Gus Gluck, host of Quality Wines, the autonomous wine bar next to The Quality Chop House (pictured above, with Christine scanning the shelves of the wine shop there), then came to say hello. He and Christine had developed a friendship from the Sommelier Wine Awards, the competition of which Christine has been the head judge for several years. This provided a nice segue into how she sees the development of sommeliers.
‘Basically, I see it in three stages. The first is all about the study of wine; sommeliers have an awful lot to learn and they are up for this. Then once they have absorbed all this learning, it is all about them, what can they add to the wines, what stories can they bring to the table. And finally, it is the jump to them appreciating that really it is all about the guest. I have found that it is quite easy to get from the first stage to the second but it is far more difficult for a sommelier to get from the second to the third. The best of them, such as Xavier Rousset, the late Gerard Basset and Enrico Bernardo, have all managed this final and very difficult transition.’ [See my recent article on this topic – What somms are for – JR.]

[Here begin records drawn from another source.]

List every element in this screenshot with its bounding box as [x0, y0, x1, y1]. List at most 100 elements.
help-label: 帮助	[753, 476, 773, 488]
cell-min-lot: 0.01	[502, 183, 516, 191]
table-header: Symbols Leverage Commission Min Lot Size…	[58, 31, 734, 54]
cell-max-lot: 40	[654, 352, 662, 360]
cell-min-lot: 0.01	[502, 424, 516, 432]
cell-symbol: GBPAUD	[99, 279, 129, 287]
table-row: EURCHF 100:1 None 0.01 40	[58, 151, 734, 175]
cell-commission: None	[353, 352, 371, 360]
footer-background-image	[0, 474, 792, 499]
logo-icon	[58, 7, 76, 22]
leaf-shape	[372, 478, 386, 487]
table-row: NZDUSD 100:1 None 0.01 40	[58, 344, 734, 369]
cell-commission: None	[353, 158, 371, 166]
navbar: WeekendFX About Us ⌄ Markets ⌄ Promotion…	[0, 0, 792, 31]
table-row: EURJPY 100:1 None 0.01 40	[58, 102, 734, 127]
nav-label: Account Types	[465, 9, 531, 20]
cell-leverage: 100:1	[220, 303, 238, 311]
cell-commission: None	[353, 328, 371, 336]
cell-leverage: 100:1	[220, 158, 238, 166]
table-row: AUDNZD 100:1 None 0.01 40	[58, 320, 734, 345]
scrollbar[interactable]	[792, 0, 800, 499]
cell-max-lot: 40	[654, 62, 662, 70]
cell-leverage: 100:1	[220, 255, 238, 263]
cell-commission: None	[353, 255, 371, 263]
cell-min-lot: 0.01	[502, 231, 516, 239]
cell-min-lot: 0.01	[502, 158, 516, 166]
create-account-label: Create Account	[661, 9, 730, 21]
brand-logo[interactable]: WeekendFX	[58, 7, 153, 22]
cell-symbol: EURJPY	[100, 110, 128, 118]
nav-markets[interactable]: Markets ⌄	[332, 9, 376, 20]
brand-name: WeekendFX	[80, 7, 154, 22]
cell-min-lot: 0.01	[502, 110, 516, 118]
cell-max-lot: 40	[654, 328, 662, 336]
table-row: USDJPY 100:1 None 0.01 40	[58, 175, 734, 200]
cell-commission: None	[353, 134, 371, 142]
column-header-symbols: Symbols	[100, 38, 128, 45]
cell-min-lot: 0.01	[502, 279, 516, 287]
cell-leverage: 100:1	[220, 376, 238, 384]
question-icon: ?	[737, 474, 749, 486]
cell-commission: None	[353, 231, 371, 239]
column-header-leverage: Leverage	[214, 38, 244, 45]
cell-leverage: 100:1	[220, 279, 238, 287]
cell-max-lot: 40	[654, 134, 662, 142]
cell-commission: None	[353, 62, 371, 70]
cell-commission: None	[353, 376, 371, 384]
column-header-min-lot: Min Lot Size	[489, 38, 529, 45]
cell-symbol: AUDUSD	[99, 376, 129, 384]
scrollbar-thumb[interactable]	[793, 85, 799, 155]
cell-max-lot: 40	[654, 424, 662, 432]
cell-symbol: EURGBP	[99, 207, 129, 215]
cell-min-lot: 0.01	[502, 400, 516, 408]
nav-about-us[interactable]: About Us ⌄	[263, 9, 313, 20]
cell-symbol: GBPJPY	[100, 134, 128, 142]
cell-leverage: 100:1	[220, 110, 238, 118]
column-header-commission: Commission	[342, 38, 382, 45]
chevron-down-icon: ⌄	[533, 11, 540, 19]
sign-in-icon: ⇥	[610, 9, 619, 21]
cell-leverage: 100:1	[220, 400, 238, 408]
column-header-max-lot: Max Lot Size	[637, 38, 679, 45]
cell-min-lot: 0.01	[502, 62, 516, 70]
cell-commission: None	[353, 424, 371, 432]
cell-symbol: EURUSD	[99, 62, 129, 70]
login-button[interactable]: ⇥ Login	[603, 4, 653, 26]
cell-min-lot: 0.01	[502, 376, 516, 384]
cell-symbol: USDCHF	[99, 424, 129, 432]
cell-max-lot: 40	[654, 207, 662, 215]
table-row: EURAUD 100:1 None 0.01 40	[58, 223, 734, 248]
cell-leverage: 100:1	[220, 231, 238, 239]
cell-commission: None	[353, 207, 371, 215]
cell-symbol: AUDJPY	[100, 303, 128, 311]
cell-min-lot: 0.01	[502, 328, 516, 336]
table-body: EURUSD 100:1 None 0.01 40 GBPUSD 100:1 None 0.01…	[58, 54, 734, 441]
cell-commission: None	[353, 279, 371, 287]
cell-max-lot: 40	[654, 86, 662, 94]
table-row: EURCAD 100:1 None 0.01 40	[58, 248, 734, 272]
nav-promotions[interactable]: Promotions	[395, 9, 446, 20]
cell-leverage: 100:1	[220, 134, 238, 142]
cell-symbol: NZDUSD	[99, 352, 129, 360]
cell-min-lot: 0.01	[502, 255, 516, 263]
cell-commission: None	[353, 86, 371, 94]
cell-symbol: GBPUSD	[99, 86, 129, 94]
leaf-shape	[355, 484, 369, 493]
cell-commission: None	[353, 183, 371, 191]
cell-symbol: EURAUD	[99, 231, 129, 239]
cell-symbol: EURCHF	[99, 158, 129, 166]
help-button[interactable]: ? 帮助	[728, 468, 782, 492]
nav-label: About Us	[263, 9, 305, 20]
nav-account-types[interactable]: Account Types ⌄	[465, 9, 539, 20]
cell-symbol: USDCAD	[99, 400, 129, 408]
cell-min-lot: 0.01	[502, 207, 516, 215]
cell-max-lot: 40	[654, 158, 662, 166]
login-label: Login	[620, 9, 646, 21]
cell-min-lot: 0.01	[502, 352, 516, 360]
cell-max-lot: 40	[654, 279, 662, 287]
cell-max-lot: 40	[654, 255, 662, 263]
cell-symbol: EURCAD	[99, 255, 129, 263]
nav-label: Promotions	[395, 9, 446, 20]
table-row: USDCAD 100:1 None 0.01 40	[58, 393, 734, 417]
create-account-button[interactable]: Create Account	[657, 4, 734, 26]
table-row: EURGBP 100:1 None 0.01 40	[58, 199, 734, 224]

Over coffee I ask Christine whether she sees as many broad changes happening in the drinks world in the future as have happened to her since 2001? ‘Oh yes', came her immediate and enthusiastic response. ‘Wine lists will get smaller and incorporate numerous other drinks. Customer will talk to each other far more about what they are drinking. And although I hate the word ‘curate’, there will be far more scope for individuals to make their impression on what a wine list should be. I like what the founders of Trade, the private members club in Frith Street, Soho, have done where they have a small wine list and then a black book with all their gems hand written and then crossed out when they are sold. I see far more of this approach happening in the future.’
And as to Christine’s own future, I asked somewhat tentatively. It turned out that our lunch date had been well chosen as it coincided with her first day free from any work commitment to her former employer. ‘I’m feeling a bit demob happy', she explained, ‘which can be quite dangerous. I am going to enjoy myself and wait a few months before embarking on my next adventure.’